El lunes 6 de julio de 2026, el Partido Laborista Británico, mediante una carta firmada por el parlamentario Noah Law, solicitó formalmente a la FIFA que posponga la suspensión de un partido impuesta al defensor inglés Jarell Quansah, hasta que finalice el Mundial 2026.
La petición surge tras la expulsión de Quansah durante el encuentro entre Inglaterra y México, y se fundamenta en la búsqueda de un trato equitativo entre las selecciones participantes.
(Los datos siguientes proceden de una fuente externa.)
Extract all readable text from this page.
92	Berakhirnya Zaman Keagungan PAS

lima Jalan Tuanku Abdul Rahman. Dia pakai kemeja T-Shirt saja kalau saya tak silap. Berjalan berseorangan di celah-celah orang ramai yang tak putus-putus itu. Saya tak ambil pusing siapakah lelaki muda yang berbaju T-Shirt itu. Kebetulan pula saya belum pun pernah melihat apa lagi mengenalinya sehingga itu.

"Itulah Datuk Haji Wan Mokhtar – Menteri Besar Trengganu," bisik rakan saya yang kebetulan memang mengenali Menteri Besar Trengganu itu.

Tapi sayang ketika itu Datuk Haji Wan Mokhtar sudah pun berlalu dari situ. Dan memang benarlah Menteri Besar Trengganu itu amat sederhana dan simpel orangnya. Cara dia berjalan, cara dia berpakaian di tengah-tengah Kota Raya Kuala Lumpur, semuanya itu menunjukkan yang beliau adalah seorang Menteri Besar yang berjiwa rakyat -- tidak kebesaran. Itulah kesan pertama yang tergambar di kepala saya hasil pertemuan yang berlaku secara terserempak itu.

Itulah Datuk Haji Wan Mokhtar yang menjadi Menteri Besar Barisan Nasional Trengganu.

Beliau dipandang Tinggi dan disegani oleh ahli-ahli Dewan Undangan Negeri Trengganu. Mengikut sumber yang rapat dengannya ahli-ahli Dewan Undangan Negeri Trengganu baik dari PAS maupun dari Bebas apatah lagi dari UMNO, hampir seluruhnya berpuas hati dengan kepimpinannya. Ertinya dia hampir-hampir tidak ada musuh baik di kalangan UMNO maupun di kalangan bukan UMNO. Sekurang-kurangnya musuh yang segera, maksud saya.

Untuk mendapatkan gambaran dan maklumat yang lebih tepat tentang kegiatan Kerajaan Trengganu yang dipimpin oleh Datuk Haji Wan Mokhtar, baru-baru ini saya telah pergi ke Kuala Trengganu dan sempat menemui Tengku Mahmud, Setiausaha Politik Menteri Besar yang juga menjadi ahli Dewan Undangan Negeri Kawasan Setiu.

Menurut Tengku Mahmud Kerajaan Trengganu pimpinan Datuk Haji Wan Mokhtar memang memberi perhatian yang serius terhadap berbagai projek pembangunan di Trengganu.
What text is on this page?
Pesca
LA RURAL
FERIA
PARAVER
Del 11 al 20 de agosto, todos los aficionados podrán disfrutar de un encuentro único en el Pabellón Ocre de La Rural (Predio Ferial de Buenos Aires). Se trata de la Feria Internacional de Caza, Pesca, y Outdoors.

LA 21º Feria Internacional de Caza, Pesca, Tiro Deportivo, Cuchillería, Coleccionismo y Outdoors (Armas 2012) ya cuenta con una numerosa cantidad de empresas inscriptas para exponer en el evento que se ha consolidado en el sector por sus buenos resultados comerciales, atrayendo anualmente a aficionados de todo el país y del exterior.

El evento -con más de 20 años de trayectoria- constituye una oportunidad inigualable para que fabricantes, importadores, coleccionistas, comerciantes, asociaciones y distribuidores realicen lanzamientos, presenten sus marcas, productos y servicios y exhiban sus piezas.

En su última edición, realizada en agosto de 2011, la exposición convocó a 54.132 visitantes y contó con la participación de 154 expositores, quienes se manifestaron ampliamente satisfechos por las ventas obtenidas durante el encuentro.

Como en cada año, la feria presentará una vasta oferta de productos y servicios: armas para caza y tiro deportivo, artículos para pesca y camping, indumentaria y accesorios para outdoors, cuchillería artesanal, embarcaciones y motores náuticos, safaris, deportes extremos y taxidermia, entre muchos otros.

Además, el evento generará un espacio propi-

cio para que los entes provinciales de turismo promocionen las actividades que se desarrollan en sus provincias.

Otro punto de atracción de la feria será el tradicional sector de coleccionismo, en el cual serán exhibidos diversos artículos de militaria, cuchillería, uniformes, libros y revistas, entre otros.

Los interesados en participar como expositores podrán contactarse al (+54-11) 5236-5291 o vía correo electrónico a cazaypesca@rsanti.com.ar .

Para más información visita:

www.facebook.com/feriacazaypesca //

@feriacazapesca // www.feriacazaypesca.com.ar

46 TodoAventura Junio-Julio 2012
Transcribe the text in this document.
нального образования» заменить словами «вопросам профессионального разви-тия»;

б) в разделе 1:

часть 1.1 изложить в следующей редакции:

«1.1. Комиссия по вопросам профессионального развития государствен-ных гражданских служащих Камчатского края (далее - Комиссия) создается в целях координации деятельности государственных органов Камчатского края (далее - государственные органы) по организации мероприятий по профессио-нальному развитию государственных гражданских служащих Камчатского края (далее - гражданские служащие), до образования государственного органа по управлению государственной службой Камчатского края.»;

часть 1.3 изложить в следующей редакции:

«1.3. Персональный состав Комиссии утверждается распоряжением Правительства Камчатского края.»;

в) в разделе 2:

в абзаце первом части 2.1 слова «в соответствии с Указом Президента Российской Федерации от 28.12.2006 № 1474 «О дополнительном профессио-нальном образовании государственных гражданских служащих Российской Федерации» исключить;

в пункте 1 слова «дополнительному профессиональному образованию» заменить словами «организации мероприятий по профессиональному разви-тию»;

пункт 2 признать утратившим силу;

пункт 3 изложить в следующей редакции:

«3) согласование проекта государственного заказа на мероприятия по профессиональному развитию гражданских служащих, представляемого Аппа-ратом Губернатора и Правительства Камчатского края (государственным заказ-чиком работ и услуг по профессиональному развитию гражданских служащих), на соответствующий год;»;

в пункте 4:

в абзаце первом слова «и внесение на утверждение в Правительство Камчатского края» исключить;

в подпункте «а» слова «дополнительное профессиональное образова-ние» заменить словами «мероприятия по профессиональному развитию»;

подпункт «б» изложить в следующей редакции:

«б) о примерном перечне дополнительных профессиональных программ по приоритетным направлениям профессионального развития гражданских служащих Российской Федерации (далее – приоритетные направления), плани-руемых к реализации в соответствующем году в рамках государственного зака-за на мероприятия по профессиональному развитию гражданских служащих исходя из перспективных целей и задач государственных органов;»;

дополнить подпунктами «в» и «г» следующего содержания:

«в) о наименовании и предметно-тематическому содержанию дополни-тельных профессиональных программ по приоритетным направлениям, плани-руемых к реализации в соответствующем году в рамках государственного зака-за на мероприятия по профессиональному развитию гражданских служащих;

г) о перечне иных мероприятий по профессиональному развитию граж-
Law argumentó que la sanción debería diferirse, dado que la FIFA no aplicó una suspensión similar al jugador estadounidense Folarin Balogun tras su expulsión en circunstancias comparables.
El parlamentario enfatizó que la integridad del torneo depende de la aplicación uniforme de las reglas para todas las naciones. Subrayó que no sería justo que un jugador se beneficie de una suspensión aplazada mientras otro, en situaciones prácticamente idénticas, reciba un castigo inmediato.
Aunque reconoció que la tarjeta roja mostrada a Quansah fue una decisión correcta del árbitro, Law insistió en que la FIFA debe abordar este asunto con la máxima seriedad para preservar la justicia y la transparencia en el Mundial. Esta solicitud refleja la preocupación por mantener la igualdad en la competencia hasta la conclusión del torneo.